I have a directory of multiple XML files to be merged. The files are named in the order they should be merged, such as: file1.xml, file2.xml, file3.xml ..the number of files varies.

This code has worked in merging the files:

<xsl:for-each select="
    collection(iri-to-uri('/home/book/?select=*.html;recurse=yes'))">
    <xsl:apply-templates select="node()|@*"/>
</xsl:for-each>

Concern/Question: Has this merged the files in order by coincidence? Do I need to recode to enforce an ordered reading of the files? If so, any suggestions?

(using Saxon)

UPDATE: I believe Ian's reply to be correct, that is: no guarantee of ordering. I'm working on code like this (to be refactored and validated). I'm not sure this is a robust approach though.

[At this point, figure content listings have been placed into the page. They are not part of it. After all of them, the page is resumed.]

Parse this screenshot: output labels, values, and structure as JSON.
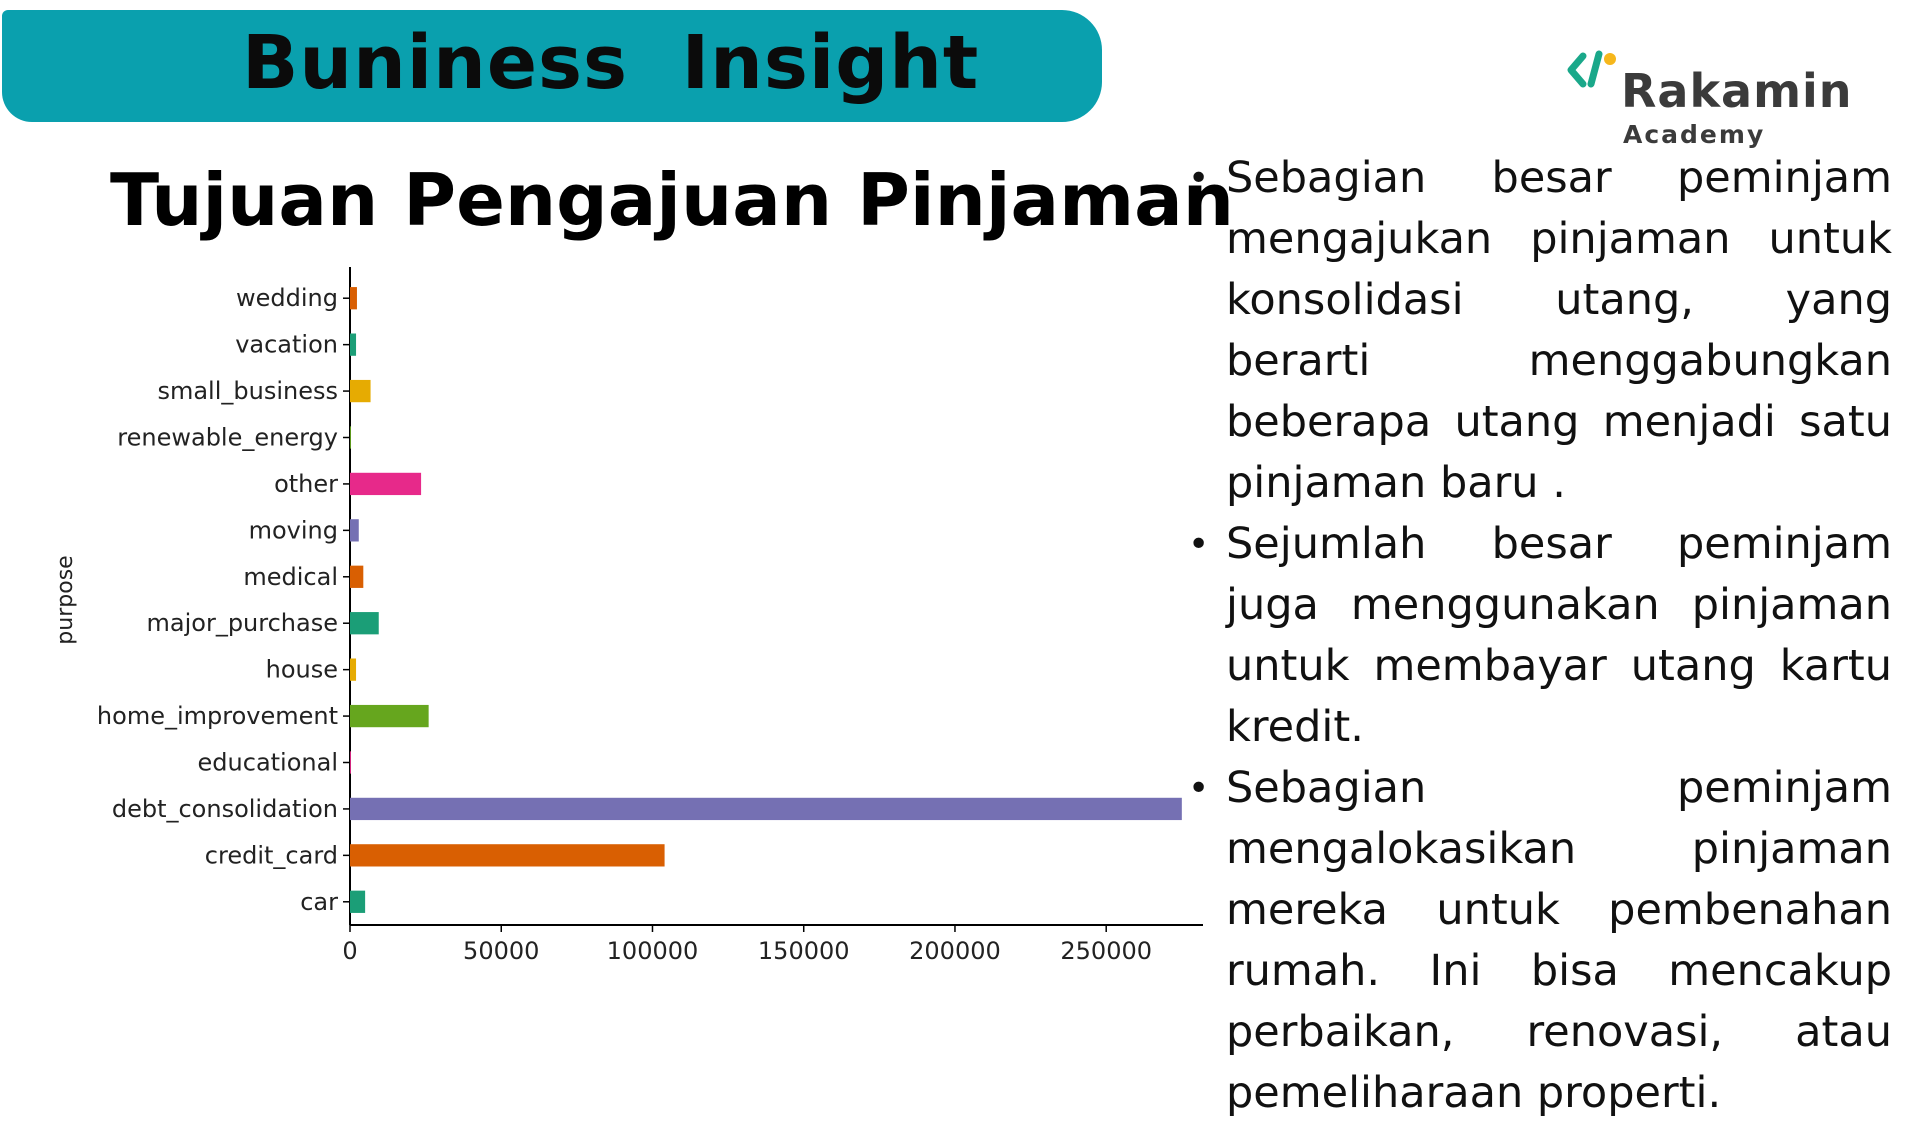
{
  "header": {
    "banner_title": "Buniness  Insight"
  },
  "logo": {
    "name": "Rakamin",
    "sub": "Academy",
    "colors": {
      "green": "#1aa88a",
      "yellow": "#f6b71c"
    }
  },
  "chart_data": {
    "type": "bar",
    "orientation": "horizontal",
    "title": "Tujuan Pengajuan Pinjaman",
    "ylabel": "purpose",
    "xlabel": "",
    "categories": [
      "car",
      "credit_card",
      "debt_consolidation",
      "educational",
      "home_improvement",
      "house",
      "major_purchase",
      "medical",
      "moving",
      "other",
      "renewable_energy",
      "small_business",
      "vacation",
      "wedding"
    ],
    "values": [
      5000,
      104000,
      275000,
      300,
      26000,
      2000,
      9500,
      4400,
      2900,
      23500,
      300,
      6800,
      2000,
      2300
    ],
    "colors": [
      "#1b9e77",
      "#d95f02",
      "#7570b3",
      "#e7298a",
      "#66a61e",
      "#e6ab02",
      "#1b9e77",
      "#d95f02",
      "#7570b3",
      "#e7298a",
      "#66a61e",
      "#e6ab02",
      "#1b9e77",
      "#d95f02"
    ],
    "xticks": [
      "0",
      "50000",
      "100000",
      "150000",
      "200000",
      "250000"
    ],
    "xlim": [
      0,
      282000
    ],
    "grid": false
  },
  "insights": [
    "Sebagian besar peminjam mengajukan pinjaman untuk konsolidasi utang, yang berarti menggabungkan beberapa utang menjadi satu pinjaman baru .",
    "Sejumlah besar peminjam juga menggunakan pinjaman untuk membayar utang kartu kredit.",
    "Sebagian peminjam mengalokasikan pinjaman mereka untuk pembenahan rumah. Ini bisa mencakup perbaikan, renovasi, atau pemeliharaan properti."
  ],
  "bullet_symbol": "•"
}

<!-- load the directory file names into a variable -->
<xsl:variable name="file-names">
    <collection>
        <xsl:for-each select="collection('/home/book/?select=*.html')">
            <file>
                <xsl:value-of select="tokenize(document-uri(.), '/')[last()]"/>
            </file> 
        </xsl:for-each>
    </collection>        
</xsl:variable>

<!-- open the files in a sorted order -->
<xsl:template match="/">
    <xsl:for-each select="$file-names/collection/file">
        <xsl:sort select="replace(., '[^\d]', '')" data-type="number" />
        <xsl:variable name="filename" select="concat('/home/book/', . )"/>
        <xsl:copy-of select="doc($filename)"/>
    </xsl:for-each>
</xsl:template>
Paulb
  • 1,471
  • 2
  • 16
  • 39

2 Answers2

1

Looking at the source code for the default collection URI resolver it delegates to File.listFiles, which provides no guarantee of the ordering (in general, though it may be more consistent on some platforms than on others).

Ian Roberts
  • 120,891
  • 16
  • 170
  • 183
  • 1
    More specifically (a) the spec of collection() guarantees no order, (b) on Saxon-EE the files selected by File.listFiles() are parsed asynchronously in multiple threads, and the order of processing is the order in which parsing completes, which may be different from the order in which it starts. – Michael Kay Dec 08 '14 at 14:43
1

The <xsl:sort select="tokenize(document-uri(.), '/')[last()]"/> line works fine for a process I use that had a similar need (to sort the output transformed XML by filename input). Note that I've adapted Martin's line by closing the select with the quote mark " and by applying the self-closing tag.

ewh_in_MT
  • 21
  • 2